Истребленные маршалы - страница 9

стр.

На Украине, когда они остановились в доме священника, Блюхер даже подружился с батюшкой и обещал прислать ему красок (священник занимался живописью). Характерен отзыв Блюхера, запечатленный Варецким: «Хороший, талантливый старик. Жалко, что священник». Сам Василий Константинович в Бога не верил, но готов был признать, что и среди священнослужителей попадаются порядочные люди.

Варецкий так суммировал свои впечатления о легендарном красном полководце: «В памяти остался образ интеллигентного, образованного человека и авторитетного командира. Ничего я не мог сказать о нем как о коммунисте; однако у меня осталось впечатление, что к социальной логике даже того времени он относился критически. Несомненно, портили общее впечатление его сухость и та подчеркнутая корректность, которые, точно барьер, отделяли Блюхера от его собеседников. Но Блюхер, вто же время, был совсем другим, находясь в окружении крестьян, красноармейцев и посторонних, не связанных с ним службой людей».

Хотя Василию Константиновичу до революции пришлось трудиться в основном рабочим, но свои крестьянские корни он не забывал и с крестьянином всегда находил общий язык. Труднее было с образованной публикой, перед которой Блюхер не хотел обнаружить пробелы в собственных познаниях. Вот и старался держаться сухо и корректно, не углубляясь в чуждые для себя отвлеченные материи.

Блюхеру не пришлось довести до конца борьбу с Махно. Василия Константиновича отозвали на Дальний Восток, где после происшедшего 26 мая 1920 года во Владивостоке белогвардейского переворота серьезно осложнилось положение просоветской Дальневосточной республики. 24 июля Блюхер был уже в Чите, где стал военным министром и главнокомандующим Народно-Революционной Армии ДВР. Эта армия находилась в удручающем состоянии. В рапорте Ленину и Троцкому Блюхер описал его следующим образом: «Нищенство, проституция, воровство, грабежи, шпионаж и др. Позорные явления стали нередким элементом армейского быта. Военспец, спекулирующий на барахолке последними вещами и не посещающий по этой причине занятия, ответственные работники, нанимающиеся к ремесленникам в подмастерья и к торговцам в ночные сторожа, жены военнослужащих, побирающиеся по городу «Христа ради», бойцы, да одни ли только бойцы, с оружием в руках вламывающиеся в квартиры жителей с целью грабежа; штабники — от голода хворающие, падающие в обморок, ворующие и продающие все, что попадается под руку, от карандаша до пишущей машинки и секретного документа, организованные банды, угоняющие у крестьян скот под флагом конфискации белогвардейского имущества, — все это стало тяжелым фактом повседневности, характеризующим ту грань, до которой докатились материальная необеспеченность армии и то разложение, которое вызвано ненормальными условиями жизни».

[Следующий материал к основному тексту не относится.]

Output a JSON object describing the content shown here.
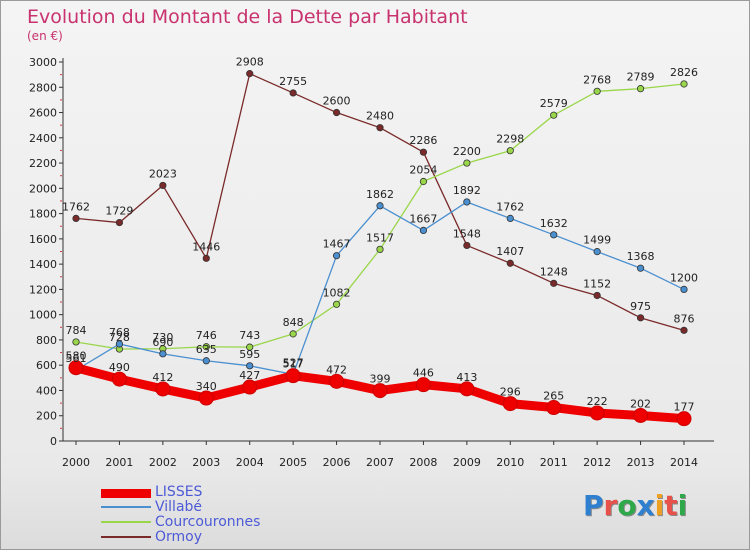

Замечу, что в рапорте Василий Константинович вряд ли сильно преувеличил. Один из руководителей ДВР П.П. Постышев в послевоенных мемуарах писал о том же — например, в связи с разграблением народоармейцами Шмаковекого монастыря: «Обходя части, мы заметили какие-то огни, подойдя, мы увидели пьяные фигуры красногвардейцев. Одни были одеты в поповские ризы, другие — еще в какие-то хламиды; все были пьяны, балаганили, горели большие церковные свечи и при их огне играли в карты. Всюду водка, бочонки с медом, бороды у пьяных стариков-бородачей торчали гвоздем, потому что, хватаясь за бороды перепачканными медом руками, они склеивали их. Нас встретили насмешками и бранью. Пришлось послать дисциплинированную часть, разогнать их и переарестовать, а окончательно разложившихся — расстрелять. Было жутко».

Нарисованная Блюхером апокалиптическая картина побудила Владимира Ильича и Льва Давидовича поднапрячься и выделить ДВР полтора миллиона рублей золотом. На эти средства главком смог реорганизовать Народно-Революционную Армию. Кое-кого при этом пришлось расстрелять. Тем временем отряды так называемых «белоповстанцев» под командованием бывшего командира Ижевской дивизии генерала В.М. Молчанова 18 декабря 1921 года заняли Хабаровск. Они действовали будто бы независимо от Приамурского правительства братьев Меркуловых, а в действительности — по тайной договоренности с властями Владивостока. Планы Приамурского правительства и генерала Молчанова были достаточно амбициозны. Депутат владивостокского Народного собрания бывший военный министр Омской директории генерал В.Г. Болдырев вспоминал: «В связи с одержанными боевыми успехами и присоединением Камчатского края ждали резонанса этих успехов на Амуре и в Забайкалье. Более же горячие головы, как и всегда в подобных случаях, мечтали не только о Сибири, которая считалась охваченной волнением, но и о Москве!»